Just days before the resumption of long-awaited peace talks, Israel today authorised the construction of 1,200 new settlement units in the West Bank – a move that is likely to reinforce doubts among Palestinians about the Israeli government’s commitment to a viable Palestinian state.

Hours after the announcement, Israel’s housing minister, Uri Ariel, visited a settler housing project that juts into an Arab neighbourhood in east Jerusalem in a show of support for the project. Palestinians envision east Jerusalem as their future capital,

As the two long-term rivals prepare to sit down at the negotiating table for the first time in three years on Wednesday, continued Israeli settlement growth in the West Bank has provoked anger among Palestinians and threatened to derail the talks before they have even begun.

Palestinian leaders blasted the latest expansion of settlements as an attempt to “sabotage” the renewal of talks. But significantly they gave no indication it would stop their participation in the diplomacy patched together by US Secretary of State John Kerry during six visits to the region. The talks are due to take place in Jerusalem after a release of a first batch of 26 long-held Palestinian prisoners Tuesday.

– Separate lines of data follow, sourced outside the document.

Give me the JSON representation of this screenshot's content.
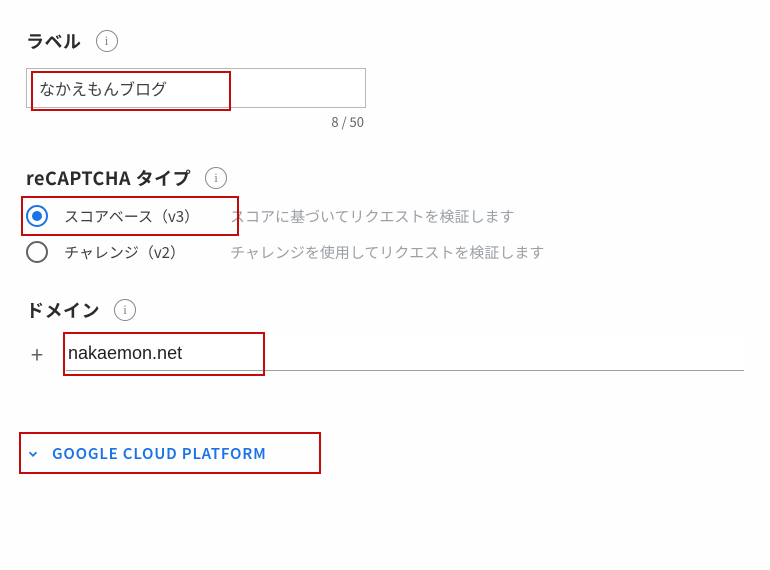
{
  "label_section": {
    "title": "ラベル",
    "value": "なかえもんブログ",
    "char_count": "8 / 50"
  },
  "type_section": {
    "title": "reCAPTCHA タイプ",
    "options": [
      {
        "label": "スコアベース（v3）",
        "desc": "スコアに基づいてリクエストを検証します",
        "selected": true
      },
      {
        "label": "チャレンジ（v2）",
        "desc": "チャレンジを使用してリクエストを検証します",
        "selected": false
      }
    ]
  },
  "domain_section": {
    "title": "ドメイン",
    "value": "nakaemon.net"
  },
  "collapsible": {
    "label": "GOOGLE CLOUD PLATFORM"
  }
}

In the view of the UN and EU, settlement construction contravenes the Fourth Geneva Convention’s prohibition on an occupying power moving its nationals into occupied territory. It is seen by Palestinians as a takeover of the remaining part of their historic homeland on which they are seeking to establish their state, while right-wing Israelis see it as an expression of Jewish ties to biblically resonant land. Palestinian President Mahmoud Abbas failed to keep a promise not to return to negotiations without a settlement freeze, and now the thorny issue once again threatens to unravel the careful diplomacy that made this current round of talks possible.

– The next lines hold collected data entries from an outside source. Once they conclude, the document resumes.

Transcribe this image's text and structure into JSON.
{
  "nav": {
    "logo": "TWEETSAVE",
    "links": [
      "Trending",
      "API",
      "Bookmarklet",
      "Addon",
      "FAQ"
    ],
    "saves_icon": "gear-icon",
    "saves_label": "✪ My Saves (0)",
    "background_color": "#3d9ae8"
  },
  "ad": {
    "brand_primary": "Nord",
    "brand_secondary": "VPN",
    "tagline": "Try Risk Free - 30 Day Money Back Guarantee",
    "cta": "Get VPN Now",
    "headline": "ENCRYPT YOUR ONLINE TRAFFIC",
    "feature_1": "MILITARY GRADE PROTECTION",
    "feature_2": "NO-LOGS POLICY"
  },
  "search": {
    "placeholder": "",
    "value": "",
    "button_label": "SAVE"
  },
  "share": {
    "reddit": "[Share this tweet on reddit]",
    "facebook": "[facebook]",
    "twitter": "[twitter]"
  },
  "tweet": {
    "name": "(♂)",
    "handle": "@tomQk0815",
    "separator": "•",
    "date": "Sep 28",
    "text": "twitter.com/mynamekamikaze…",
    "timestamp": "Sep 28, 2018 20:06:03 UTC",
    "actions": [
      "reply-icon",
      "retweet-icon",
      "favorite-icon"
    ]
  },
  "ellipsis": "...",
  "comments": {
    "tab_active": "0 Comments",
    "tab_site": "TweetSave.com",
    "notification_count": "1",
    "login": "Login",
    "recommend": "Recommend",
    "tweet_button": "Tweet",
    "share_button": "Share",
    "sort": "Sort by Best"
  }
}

Mr Ariel, from the far-right Jewish Home party, a coalition partner of Prime Minister Benjamin Netanyahu, said in a statement that 1187 new homes were approved. Seven hundred and ninety three are slated for East Jerusalem, which was annexed by Israel in 1967 when it comprehensively defeated the armies of surrounding Arab countries and occupied the West Bank and Gaza Strip. About 560,000 Israelis have settled in the West Bank and East Jerusalem since 1967. Three hundred and ninety four apartments are to be built - settlements including Maale Adumim, Efrat and Ariel, according to Mr Ariel. The latter community cuts deep into the heartland of the West Bank, leaving scant room for Palestine unless it is dismantled. But Mr Ariel’s party rejects the idea of a Palestinian state and it is unclear whether Mr Netanyahu’s commitment extends beyond lip service.

“No country in the world takes orders from other countries on where it can build and where it can’t. We will continue to market housing and build in the entire country,” Mr Ariel said.

Mohammed Shtayyeh, a senior Palestinian negotiator, said: “It is clear that the Israeli government is deliberately attempting to sabotage US and international efforts to resume negotiations. Israel continues to use peace negotiations as a smokescreen for more settlement construction.”

Mr Ariel attended a construction project that will see the Israeli settlement of East Talpiot jut into the midst of the Palestinian neighbourhood of Jebel Mukaber in East Jerusalem. Sixty three units for Jewish Israelis are under construction there. Imad Sbeih, a Palestinian construction worker who lives in Jebel Mukaber, said it was a “definitely negative” development. “For sure it’s part of transforming this into a Jewish area where the Arabs will become a minority so of course I’m concerned,” he said. “The whole world has asked Israel to stop settlement but it hasn’t happened. Israel doesn’t want negotiations, just time to build more settlements. It would be better if Mahmoud Abbas goes home because there can be no result to these negotiations.”